Here’s an outline of how long they’ll stay on record, how much they’ll increase your insurance by and what happens if you try to pass them off to another motorist.
How many points do I get for each offence?
Speeding lands you three to six points depending on the amount you’re over the limit.
More stringent regulations were launched in April this year, and stated that up to 10mph over for a 30mph limit will result in three points.
Eleven to 20mph over will mean four to six points, and driving over 50mph in a 30mph zone will carry a minimum of six points.
Using a mobile device will result in a straight six points, while driving under the influence of alcohol or drugs carries three to 11 points at the most for causing death.
A full list of offences and the points they carry can be found here.
You will be disqualified from driving if you incur 12 points or more in a three-year period.
How long will the points stay on my driving licence?
Points will remain on your licence for either four or 11 years depending on the offence.
This means your insurance is likely to increase during this time.
Car cover broker comparethemarket.com found in a study released earlier this year that premiums can cost up to 76 per cent more with six points.
The start date is either from the day of conviction – if you’re punished for dangerous driving or if you’ve been disqualified – and in all other circumstances, from the day of offence.
The 11-year so-called ‘endorsement’ is usually reserved for causing death by careless driving.
What if I’m a new driver or only have a provisional licence?
If you only passed your test two years ago or sooner, your licence will be revoked if you land six points or more.
The points from your provisional licence will also be carried over to your full one.
What happens if I’m caught passing on my points to someone else?
Labour MP Fiona Onasanya is to stand trial after being accused of perverting the course of justice for allegedly lying about speeding points.
The former solicitor and party whip has not been convicted and is due in court on August 13.
One in five drivers admit to taking points from other people, which comes with a risk of jail time, according to a recent survey by Co-op Insurance.
Half of those who accept points for someone else, do so for their partner or significant other.
Neil Greig, IAM RoadSmart director of policy and research, said: “You would be charged with perverting the course of justice if you get taken to court – more commonly ‘failure to give information as to identity of driver’ could be applied to your licence if you don’t tell them who was driving – that’s a fine plus six points on your licence.

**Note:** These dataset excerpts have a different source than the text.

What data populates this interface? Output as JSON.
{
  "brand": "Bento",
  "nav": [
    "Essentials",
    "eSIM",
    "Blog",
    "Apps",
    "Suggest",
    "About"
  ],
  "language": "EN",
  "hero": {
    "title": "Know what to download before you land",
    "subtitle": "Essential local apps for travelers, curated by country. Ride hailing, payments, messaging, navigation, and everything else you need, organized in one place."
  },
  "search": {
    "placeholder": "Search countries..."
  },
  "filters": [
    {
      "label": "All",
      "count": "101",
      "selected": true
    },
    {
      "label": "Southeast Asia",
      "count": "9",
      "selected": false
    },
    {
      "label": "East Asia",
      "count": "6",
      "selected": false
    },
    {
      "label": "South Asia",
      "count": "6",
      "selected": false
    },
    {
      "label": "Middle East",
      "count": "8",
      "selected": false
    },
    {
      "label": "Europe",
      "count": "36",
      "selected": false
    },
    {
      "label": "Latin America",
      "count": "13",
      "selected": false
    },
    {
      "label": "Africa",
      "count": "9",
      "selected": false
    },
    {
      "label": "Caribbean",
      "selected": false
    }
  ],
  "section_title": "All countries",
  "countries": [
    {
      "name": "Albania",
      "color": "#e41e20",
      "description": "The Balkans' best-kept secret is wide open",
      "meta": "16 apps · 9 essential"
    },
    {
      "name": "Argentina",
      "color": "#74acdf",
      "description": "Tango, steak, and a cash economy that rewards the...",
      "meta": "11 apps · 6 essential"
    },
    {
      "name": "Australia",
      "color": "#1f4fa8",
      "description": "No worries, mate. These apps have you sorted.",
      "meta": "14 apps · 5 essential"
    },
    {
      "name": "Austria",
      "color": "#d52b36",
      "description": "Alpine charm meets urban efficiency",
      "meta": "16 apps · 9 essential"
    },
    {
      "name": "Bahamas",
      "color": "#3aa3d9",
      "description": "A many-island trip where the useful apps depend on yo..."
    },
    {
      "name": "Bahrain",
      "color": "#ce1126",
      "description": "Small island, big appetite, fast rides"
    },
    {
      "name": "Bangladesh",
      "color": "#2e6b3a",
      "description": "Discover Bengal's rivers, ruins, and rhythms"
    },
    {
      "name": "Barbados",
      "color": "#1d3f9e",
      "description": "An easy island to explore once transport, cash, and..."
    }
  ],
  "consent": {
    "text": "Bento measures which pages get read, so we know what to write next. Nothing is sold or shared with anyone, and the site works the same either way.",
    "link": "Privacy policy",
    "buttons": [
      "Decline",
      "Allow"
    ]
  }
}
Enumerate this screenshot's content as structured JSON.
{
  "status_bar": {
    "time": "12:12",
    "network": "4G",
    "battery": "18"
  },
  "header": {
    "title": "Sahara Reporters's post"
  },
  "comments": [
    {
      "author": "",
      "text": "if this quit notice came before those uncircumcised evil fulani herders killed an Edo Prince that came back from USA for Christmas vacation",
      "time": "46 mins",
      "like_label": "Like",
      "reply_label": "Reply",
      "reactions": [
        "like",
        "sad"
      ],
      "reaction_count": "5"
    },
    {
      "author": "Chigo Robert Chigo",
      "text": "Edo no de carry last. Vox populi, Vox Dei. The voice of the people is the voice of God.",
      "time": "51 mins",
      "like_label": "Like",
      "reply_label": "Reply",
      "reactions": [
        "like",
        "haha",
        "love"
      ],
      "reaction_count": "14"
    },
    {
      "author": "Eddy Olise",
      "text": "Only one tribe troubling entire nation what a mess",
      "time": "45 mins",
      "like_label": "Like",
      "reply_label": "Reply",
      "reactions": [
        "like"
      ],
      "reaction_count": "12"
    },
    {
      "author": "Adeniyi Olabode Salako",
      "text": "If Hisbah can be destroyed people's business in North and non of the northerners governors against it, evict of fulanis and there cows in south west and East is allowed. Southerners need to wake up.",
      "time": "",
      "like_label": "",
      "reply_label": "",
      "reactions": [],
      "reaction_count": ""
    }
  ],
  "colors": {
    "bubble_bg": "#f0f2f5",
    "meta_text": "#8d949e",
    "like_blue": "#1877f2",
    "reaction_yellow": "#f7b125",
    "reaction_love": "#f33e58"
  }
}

“It would take the involvement of a very dedicated policeman or speed camera employee to get caught as most speeding tickets are issued virtually automatically – but a human review of the picture is normally done before the paperwork is posted off.
“Therefore if a man is clearly seen at the wheel and a woman’s name is supplied they may recheck.
“In short, being accused of perverting the course of justice is not something anyone wants connected to them – especially for the sake of points on your licence.”